Em Petrolina, município pernambucano de 300 mil habitantes,
às margens do Rio São Francisco, funciona o QG da produção de vídeos para a TV
e redes sociais da candidatura presidencial de Jair Bolsonaro. Essa, pelo
menos, é a informação fornecida pela campanha do PSL na prestação de contas
parcial que apresentou ao Tribunal Superior Eleitoral (TSE). Segundo o
documento, foram pagos R$ 240 mil para uma produtora local, cerca de 20% do
total de gastos da campanha até agora.
A reportagem de ÉPOCA foi até o endereço registrado da
produtora de vídeo, a Mosqueteiros Filmes Ltda. No local, no centro de
Petrolina, encontrou apenas uma casa vazia — uma placa anuncia que ela está à
venda. O imóvel está sem uso há mais de dois anos, segundo os moradores do
bairro. Quem atende o telefone exposto na fachada é Roberta Nogueira, confeiteira
e dona do imóvel desde 2005. “Esse pessoal da Mosqueteiros alugou um escritório
lá há muito, muito tempo. Já saíram há anos, nem lembro quantos. Não sei onde
estão ou se ainda existem”, disse à reportagem por telefone.
A atividade registrada pela empresa na Receita Federal é, de
fato, a produção de filmes publicitários, ainda que não tenha sede, telefone ou
site na internet para vender esse serviço. Criada em 2011, seus proprietários
são Gabriel Salles — que à época tinha 18 anos — e sua mãe, Maria Dias.

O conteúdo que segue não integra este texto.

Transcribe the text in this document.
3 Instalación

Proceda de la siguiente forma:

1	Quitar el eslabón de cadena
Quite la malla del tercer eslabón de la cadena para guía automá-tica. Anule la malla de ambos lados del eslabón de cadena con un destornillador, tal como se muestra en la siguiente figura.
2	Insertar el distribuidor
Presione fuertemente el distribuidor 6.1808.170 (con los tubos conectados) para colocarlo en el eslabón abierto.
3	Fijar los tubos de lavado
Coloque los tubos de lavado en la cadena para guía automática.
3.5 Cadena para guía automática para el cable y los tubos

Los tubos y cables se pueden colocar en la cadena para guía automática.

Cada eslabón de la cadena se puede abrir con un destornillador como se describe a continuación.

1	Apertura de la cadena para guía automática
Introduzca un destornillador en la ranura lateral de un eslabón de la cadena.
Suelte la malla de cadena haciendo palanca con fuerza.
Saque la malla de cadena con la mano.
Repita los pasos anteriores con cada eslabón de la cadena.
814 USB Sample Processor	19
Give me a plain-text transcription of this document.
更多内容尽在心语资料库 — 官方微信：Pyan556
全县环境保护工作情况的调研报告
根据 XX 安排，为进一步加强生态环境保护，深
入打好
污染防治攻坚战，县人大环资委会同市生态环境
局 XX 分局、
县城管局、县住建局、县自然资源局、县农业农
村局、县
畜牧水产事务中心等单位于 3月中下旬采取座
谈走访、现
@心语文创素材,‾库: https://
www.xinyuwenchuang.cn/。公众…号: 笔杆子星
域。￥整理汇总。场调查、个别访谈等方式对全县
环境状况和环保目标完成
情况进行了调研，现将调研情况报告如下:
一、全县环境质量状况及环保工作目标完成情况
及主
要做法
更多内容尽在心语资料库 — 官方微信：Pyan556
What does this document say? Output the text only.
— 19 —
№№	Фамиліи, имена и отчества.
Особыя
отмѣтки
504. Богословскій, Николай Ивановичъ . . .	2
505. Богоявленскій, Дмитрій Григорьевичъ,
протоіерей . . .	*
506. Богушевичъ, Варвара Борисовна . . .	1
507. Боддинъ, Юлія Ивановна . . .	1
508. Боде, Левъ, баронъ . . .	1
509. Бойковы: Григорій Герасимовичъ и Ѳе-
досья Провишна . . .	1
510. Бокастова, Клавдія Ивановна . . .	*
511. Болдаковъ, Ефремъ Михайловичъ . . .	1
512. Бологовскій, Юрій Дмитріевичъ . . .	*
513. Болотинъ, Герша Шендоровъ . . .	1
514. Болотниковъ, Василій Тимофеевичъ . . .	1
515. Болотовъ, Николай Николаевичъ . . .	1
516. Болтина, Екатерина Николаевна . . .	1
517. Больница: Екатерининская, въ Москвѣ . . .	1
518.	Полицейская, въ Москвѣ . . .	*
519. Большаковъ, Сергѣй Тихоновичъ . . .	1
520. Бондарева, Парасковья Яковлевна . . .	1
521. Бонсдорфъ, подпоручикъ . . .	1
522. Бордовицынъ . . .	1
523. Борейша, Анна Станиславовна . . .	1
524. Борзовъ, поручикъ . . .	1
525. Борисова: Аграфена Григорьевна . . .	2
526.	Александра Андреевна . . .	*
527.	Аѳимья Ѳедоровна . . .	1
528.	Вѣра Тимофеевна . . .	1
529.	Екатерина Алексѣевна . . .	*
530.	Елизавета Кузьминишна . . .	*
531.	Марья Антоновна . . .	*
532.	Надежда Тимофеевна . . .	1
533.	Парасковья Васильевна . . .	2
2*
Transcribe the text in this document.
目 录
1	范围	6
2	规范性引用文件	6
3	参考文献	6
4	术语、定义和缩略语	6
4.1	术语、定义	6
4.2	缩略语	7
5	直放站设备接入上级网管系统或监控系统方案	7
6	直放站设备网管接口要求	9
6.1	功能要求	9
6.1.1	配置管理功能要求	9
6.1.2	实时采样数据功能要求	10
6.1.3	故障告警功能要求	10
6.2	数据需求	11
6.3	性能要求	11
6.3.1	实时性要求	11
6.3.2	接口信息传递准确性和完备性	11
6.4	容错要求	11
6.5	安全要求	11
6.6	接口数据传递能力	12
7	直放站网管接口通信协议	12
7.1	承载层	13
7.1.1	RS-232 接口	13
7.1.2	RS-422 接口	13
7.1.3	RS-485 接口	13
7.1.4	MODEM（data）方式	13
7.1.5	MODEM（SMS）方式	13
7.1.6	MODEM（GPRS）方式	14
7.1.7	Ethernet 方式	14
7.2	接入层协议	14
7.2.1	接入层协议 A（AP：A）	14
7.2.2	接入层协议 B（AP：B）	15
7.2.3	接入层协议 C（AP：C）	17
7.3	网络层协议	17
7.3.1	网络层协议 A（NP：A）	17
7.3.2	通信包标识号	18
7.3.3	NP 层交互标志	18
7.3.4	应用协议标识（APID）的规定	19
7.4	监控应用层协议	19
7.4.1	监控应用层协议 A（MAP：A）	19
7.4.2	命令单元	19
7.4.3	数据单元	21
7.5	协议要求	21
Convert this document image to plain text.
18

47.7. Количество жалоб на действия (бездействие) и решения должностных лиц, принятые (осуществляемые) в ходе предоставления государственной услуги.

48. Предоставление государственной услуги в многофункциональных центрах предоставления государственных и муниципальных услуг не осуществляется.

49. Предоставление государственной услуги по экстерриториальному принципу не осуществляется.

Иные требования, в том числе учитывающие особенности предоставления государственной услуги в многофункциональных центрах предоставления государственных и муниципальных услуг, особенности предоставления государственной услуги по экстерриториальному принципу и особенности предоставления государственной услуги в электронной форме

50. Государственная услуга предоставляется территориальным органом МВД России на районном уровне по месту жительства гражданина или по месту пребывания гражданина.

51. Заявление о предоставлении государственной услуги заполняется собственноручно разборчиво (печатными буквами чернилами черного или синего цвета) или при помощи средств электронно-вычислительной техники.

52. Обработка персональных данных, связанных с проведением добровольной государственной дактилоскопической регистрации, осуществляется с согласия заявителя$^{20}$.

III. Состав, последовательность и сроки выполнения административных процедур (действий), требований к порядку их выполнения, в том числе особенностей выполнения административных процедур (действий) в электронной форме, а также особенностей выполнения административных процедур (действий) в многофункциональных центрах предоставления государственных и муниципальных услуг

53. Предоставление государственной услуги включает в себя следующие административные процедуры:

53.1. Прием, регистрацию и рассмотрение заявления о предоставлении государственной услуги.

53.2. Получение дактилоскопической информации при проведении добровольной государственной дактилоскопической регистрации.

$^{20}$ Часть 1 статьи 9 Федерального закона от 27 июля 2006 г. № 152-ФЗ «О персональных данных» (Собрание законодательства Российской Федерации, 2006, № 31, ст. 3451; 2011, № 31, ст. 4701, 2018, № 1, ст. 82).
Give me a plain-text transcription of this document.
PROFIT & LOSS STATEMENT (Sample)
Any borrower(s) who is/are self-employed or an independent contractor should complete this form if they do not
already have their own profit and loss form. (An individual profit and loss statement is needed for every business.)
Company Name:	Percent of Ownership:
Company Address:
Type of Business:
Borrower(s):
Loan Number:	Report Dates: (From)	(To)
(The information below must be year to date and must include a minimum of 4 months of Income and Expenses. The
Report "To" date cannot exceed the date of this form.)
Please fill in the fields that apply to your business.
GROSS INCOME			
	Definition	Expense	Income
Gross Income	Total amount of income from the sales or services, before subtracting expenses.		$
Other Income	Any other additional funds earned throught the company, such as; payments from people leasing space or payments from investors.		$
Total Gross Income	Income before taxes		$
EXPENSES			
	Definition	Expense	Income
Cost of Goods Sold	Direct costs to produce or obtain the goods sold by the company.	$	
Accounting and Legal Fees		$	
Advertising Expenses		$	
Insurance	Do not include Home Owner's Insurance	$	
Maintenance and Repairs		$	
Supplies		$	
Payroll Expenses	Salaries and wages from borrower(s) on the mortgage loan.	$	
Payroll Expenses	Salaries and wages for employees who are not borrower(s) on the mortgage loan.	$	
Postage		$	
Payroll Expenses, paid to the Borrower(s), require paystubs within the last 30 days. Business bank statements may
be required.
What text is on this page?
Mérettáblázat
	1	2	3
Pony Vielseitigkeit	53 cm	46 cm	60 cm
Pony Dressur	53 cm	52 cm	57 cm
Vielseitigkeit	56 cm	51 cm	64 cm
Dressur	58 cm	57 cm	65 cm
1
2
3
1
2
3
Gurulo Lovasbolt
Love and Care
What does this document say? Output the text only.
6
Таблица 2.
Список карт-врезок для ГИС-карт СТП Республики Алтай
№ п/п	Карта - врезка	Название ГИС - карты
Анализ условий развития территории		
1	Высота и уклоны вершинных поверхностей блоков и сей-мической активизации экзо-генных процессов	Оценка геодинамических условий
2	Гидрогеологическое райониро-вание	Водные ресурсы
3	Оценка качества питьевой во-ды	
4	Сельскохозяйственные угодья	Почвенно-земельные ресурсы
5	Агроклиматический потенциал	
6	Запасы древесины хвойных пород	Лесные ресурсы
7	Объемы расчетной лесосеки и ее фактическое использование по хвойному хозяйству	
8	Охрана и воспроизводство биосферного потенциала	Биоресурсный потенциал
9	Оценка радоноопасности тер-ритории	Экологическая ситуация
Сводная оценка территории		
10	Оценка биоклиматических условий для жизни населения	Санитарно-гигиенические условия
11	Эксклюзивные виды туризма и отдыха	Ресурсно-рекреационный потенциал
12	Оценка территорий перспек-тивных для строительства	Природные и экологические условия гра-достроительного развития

Para entender o papel da Mosqueteiros Filmes na campanha de
Bolsonaro, o melhor é concentrar a atenção em outra agência de comunicação
instalada na cidade, a 9ideia — que tem sede em João Pessoa, capital da
Paraíba. Seus quatro funcionários em Petrolina prestam serviços para a
prefeitura da cidade. Eles dizem não ter envolvimento nenhum com a campanha do
candidato do PSL. Mas o sócio da empresa tem. Ele é o publicitário Lucas
Salles.
Quem apresentou Lucas Salles a Jair Bolsonaro foi o
coordenador político do pesselista no Nordeste, Julian Lemos, candidato a
deputado federal e vice-presidente do PSL. Ainda na fase de pré-campanha, o
publicitário se apresentava como consultor político e “marquetólogo” de
Bolsonaro — ele e seu cliente não gostam do termo “marqueteiro”.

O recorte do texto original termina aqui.